Here’s a formula for making “cream sauce without the cream” to use as a healthy replacement for fat- and calorie-rich cream sauces in your favorite soups, pastas or sauces. This healthy recipe for cream sauce without heavy cream makes a big batch, more than you’ll most likely need for one recipe, so refrigerate or freeze the extra sauce to use in other recipes.
About 6 cups
Active Time: 30 minutes |
Total Time: 1 hour
1 tablespoon extra-virgin olive oil
1 cup finely chopped onion
2/3 cup long- or medium-grain white rice
5 cups reduced-sodium chicken broth or “no-chicken” broth (see Tip)
1 cup dry white wine
1/4 teaspoon salt, or more to taste
Freshly ground pepper, preferably white
Heat oil in a large saucepan over medium heat.
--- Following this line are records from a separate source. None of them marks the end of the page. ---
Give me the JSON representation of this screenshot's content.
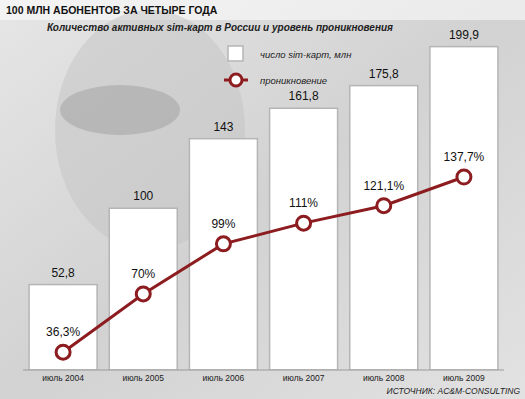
{
  "chart_data": {
    "type": "bar",
    "title": "100 МЛН АБОНЕНТОВ ЗА ЧЕТЫРЕ ГОДА",
    "subtitle": "Количество активных sim-карт в России и уровень проникновения",
    "source": "ИСТОЧНИК: AC&M-CONSULTING",
    "categories": [
      "июль 2004",
      "июль 2005",
      "июль 2006",
      "июль 2007",
      "июль 2008",
      "июль 2009"
    ],
    "series": [
      {
        "name": "число sim-карт, млн",
        "type": "bar",
        "color": "#ffffff",
        "values": [
          52.8,
          100,
          143,
          161.8,
          175.8,
          199.9
        ],
        "value_labels": [
          "52,8",
          "100",
          "143",
          "161,8",
          "175,8",
          "199,9"
        ]
      },
      {
        "name": "проникновение",
        "type": "line",
        "axis": "y2",
        "color": "#8c1c1f",
        "marker": "circle",
        "values": [
          36.3,
          70,
          99,
          111,
          121.1,
          137.7
        ],
        "value_labels": [
          "36,3%",
          "70%",
          "99%",
          "111%",
          "121,1%",
          "137,7%"
        ]
      }
    ],
    "ylim": [
      0,
      204
    ],
    "y2lim": [
      26,
      217
    ],
    "tick_labels": "x",
    "data_labels": true,
    "legend": "top"
  }
}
Add onion and cook, stirring, until soft but not browned, about 5 minutes. Add rice and cook, stirring, for 2 minutes more. Add broth and wine and bring to a boil. Cover and simmer until the rice is very soft and the liquid is greatly reduced, about 25 minutes. Cool slightly.
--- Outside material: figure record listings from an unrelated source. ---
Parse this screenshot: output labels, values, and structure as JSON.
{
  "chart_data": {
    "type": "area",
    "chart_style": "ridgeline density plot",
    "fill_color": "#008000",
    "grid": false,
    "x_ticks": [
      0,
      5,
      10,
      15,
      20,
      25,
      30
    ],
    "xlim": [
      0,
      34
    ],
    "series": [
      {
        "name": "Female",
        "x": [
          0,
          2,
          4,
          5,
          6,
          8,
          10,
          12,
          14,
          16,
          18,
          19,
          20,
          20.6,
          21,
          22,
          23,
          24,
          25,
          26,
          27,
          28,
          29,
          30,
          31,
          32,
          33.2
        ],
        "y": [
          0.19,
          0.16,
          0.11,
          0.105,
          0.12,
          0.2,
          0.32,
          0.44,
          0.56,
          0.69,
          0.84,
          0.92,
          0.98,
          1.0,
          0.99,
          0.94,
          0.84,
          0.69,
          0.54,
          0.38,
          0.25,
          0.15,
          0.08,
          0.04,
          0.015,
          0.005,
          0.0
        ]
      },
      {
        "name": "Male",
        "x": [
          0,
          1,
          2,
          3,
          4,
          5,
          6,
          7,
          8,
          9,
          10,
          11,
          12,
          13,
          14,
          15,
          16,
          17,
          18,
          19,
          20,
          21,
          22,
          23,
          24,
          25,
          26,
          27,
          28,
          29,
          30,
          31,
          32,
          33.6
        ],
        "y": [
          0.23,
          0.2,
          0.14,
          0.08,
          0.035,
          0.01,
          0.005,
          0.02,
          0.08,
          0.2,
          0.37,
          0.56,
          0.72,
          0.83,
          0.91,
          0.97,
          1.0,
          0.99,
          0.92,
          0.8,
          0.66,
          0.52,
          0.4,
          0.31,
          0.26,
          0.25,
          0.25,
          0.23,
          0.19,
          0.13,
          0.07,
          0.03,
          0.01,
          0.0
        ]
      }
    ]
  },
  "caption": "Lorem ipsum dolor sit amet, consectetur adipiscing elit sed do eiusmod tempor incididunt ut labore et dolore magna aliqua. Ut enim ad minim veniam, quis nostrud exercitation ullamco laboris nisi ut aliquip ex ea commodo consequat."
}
Transfer the mixture to a blender and puree, in batches if necessary, until smooth. (Alternatively, puree in the pot with an immersion blender.) The consistency should be similar to a pourable sauce; add more broth or water as needed. Season with salt and pepper.
Per cup :
3 g Fat;
0 g Sat;
2 g Mono;
0 mg Cholesterol;
22 g Carbohydrates;
5 g Protein;
1 g Fiber;
563 mg Sodium;
259 mg Potassium
1 1/2 Carbohydrate Serving
Exchanges: 1 starch, 1/2 vegetable, 1/2 fat
Tips & Notes
Make Ahead Tip: Cover and refrigerate for up to 1 week or freeze for up to 3 months. Defrost overnight in the refrigerator or using the defrost setting on your microwave.
Tip: To make the sauce vegetarian, we like to use chicken-flavored vegetarian broth over regular vegetable broth for its hearty, rich flavor and pale yellow color. Look for “no-chicken” broth in the natural-foods section of well-stocked supermarkets.